= Class (philosophy) =

Group of things derived from extensional or intensional definition

A class is a collection whose members either fall under a predicate or are classified by a rule. Hence, while a set can be extensionally defined only by its elements, a class has also an intensional dimension that unites its members. When the term 'class' is applied so that it includes those sets whose elements are intended to be collected without a common predicate or rule, the distinction can be indicated by calling such sets "improper class."

Philosophers sometimes distinguish classes from types and kinds. The class of human beings is discussed, as well as the type (or natural kind), human being, or humanity. While both are typically treated as abstract objects and not different categories of being, types not classes are usually treated as universals. Whether natural kinds ought to be considered universals is vexed; see natural kind.

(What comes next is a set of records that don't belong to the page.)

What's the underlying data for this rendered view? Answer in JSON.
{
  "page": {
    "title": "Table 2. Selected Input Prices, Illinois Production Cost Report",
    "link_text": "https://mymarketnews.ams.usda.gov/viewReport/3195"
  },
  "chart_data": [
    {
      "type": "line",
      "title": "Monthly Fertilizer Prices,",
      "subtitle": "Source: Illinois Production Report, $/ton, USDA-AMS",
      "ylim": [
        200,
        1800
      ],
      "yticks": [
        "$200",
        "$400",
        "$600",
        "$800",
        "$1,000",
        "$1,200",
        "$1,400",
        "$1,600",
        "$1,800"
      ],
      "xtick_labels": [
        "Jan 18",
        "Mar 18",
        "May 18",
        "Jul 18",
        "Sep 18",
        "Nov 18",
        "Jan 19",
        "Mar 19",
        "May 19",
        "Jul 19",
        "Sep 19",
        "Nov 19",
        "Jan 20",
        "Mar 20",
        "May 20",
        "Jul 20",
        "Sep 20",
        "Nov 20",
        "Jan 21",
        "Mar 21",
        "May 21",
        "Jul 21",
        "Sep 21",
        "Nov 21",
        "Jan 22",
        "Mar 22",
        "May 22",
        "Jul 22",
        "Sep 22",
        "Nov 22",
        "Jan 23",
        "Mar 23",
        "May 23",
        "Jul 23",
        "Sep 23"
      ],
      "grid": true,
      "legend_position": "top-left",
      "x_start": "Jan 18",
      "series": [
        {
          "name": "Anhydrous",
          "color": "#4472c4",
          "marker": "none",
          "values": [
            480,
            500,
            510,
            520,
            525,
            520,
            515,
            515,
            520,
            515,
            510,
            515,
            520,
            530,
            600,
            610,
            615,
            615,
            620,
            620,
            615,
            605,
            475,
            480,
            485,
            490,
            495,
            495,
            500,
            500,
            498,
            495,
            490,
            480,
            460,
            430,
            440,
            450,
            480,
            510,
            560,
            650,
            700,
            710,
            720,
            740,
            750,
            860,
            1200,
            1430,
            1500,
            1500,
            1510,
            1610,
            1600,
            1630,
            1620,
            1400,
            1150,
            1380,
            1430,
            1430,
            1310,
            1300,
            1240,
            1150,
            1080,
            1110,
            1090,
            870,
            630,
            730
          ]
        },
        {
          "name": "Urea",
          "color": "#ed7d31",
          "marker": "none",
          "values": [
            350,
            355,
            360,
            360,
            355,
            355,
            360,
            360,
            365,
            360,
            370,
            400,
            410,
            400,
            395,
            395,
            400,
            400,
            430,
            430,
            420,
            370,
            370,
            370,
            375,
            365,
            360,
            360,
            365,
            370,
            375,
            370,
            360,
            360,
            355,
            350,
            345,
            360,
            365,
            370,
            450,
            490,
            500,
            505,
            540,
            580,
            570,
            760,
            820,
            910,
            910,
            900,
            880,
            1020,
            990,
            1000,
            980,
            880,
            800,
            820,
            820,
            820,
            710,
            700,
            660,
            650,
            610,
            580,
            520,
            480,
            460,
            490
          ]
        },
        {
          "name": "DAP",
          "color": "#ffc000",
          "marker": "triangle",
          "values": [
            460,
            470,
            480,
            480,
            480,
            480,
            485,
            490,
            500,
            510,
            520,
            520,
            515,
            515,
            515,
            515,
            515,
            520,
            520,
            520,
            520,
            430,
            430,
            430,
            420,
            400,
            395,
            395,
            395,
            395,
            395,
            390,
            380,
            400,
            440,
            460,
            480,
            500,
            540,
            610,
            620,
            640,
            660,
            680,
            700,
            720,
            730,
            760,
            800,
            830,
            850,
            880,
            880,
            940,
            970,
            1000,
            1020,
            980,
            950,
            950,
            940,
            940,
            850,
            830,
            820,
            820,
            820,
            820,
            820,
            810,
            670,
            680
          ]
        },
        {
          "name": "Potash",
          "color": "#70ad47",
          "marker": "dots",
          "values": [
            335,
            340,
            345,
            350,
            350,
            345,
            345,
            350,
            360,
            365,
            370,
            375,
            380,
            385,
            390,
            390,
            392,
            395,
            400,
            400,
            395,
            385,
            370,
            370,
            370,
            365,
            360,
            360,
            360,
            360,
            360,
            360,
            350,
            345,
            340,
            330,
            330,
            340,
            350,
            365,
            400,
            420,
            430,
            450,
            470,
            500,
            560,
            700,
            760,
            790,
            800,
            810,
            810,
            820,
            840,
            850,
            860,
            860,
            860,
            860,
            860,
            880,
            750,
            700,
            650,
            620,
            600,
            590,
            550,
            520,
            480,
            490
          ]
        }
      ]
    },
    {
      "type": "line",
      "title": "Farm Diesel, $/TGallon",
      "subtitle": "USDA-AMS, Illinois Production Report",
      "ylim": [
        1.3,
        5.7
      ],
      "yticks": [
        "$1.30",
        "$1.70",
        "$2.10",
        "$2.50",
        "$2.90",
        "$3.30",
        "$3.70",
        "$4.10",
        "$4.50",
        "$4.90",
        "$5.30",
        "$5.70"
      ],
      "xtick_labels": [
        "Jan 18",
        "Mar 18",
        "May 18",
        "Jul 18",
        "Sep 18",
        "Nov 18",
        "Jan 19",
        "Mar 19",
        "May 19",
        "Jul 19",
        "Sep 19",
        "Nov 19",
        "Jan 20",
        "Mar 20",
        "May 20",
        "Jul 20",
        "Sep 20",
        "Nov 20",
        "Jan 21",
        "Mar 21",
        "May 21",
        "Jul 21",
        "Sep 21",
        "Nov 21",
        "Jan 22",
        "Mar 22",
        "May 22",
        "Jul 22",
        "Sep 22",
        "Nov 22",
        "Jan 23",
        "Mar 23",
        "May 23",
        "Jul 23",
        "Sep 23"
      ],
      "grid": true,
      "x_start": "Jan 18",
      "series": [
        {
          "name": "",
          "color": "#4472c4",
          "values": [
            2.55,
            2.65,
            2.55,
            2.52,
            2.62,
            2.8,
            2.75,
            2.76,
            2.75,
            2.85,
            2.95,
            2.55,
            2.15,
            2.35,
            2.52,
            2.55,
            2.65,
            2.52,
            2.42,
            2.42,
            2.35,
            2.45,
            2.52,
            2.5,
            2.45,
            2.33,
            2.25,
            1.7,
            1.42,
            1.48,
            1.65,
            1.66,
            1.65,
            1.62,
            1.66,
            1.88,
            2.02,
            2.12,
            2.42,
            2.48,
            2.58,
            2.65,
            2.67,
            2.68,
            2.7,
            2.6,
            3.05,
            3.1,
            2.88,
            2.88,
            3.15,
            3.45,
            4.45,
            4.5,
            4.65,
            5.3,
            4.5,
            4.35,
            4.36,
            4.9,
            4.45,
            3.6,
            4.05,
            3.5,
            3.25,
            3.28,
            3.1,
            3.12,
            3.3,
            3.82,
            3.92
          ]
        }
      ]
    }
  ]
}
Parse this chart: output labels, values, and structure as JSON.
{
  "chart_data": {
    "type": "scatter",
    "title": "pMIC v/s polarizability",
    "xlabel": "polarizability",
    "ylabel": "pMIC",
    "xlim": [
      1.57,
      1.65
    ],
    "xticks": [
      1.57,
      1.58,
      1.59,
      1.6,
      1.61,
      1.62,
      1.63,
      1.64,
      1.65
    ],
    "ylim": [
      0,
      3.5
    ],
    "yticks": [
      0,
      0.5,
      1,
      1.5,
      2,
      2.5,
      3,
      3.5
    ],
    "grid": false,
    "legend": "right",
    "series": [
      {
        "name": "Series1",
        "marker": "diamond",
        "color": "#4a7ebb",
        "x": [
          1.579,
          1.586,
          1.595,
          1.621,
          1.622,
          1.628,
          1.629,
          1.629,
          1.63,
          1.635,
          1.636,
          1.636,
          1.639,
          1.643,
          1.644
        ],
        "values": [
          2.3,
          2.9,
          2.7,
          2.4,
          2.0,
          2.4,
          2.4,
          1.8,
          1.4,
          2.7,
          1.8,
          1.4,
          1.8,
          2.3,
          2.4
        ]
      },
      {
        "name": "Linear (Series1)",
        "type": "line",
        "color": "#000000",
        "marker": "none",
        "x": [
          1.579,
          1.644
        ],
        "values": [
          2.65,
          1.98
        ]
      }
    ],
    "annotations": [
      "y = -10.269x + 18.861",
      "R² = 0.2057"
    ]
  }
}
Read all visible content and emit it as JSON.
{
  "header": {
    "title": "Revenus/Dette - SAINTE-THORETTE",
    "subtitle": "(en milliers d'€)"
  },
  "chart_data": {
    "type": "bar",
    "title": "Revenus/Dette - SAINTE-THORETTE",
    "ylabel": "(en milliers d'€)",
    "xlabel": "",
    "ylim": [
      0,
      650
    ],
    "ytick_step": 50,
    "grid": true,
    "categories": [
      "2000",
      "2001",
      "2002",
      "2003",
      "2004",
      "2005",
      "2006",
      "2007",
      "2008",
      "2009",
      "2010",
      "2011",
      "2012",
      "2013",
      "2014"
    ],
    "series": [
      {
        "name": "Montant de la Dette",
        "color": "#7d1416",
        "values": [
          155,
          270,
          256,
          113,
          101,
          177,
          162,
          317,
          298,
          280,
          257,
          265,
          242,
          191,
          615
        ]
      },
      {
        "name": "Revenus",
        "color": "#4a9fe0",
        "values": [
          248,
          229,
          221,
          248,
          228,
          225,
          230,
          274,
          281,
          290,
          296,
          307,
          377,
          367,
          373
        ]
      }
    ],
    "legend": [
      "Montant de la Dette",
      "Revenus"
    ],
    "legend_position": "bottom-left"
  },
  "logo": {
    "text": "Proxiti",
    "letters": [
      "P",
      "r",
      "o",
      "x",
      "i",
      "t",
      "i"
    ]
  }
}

Types and kinds are discussed differently. Socrates is considered a token of a type (or an instance of the natural kind, human being) but a member of the class of human beings. He is a token (instance) not member of the type (kind), human being. He is a member not type (or kind) of a class. The terminology is that types (or kinds) have tokens (or instances) while classes have members.

A class is conceptualized similarly to a set defined by its members. The class is extensional. A set defined intensionally is a set of things that meet some requirement to be a member. Such a set creates a type. It also creates a class from the extension of the intensional set. A type always has a corresponding (potentially empty) class, but a class does not necessarily have a corresponding type.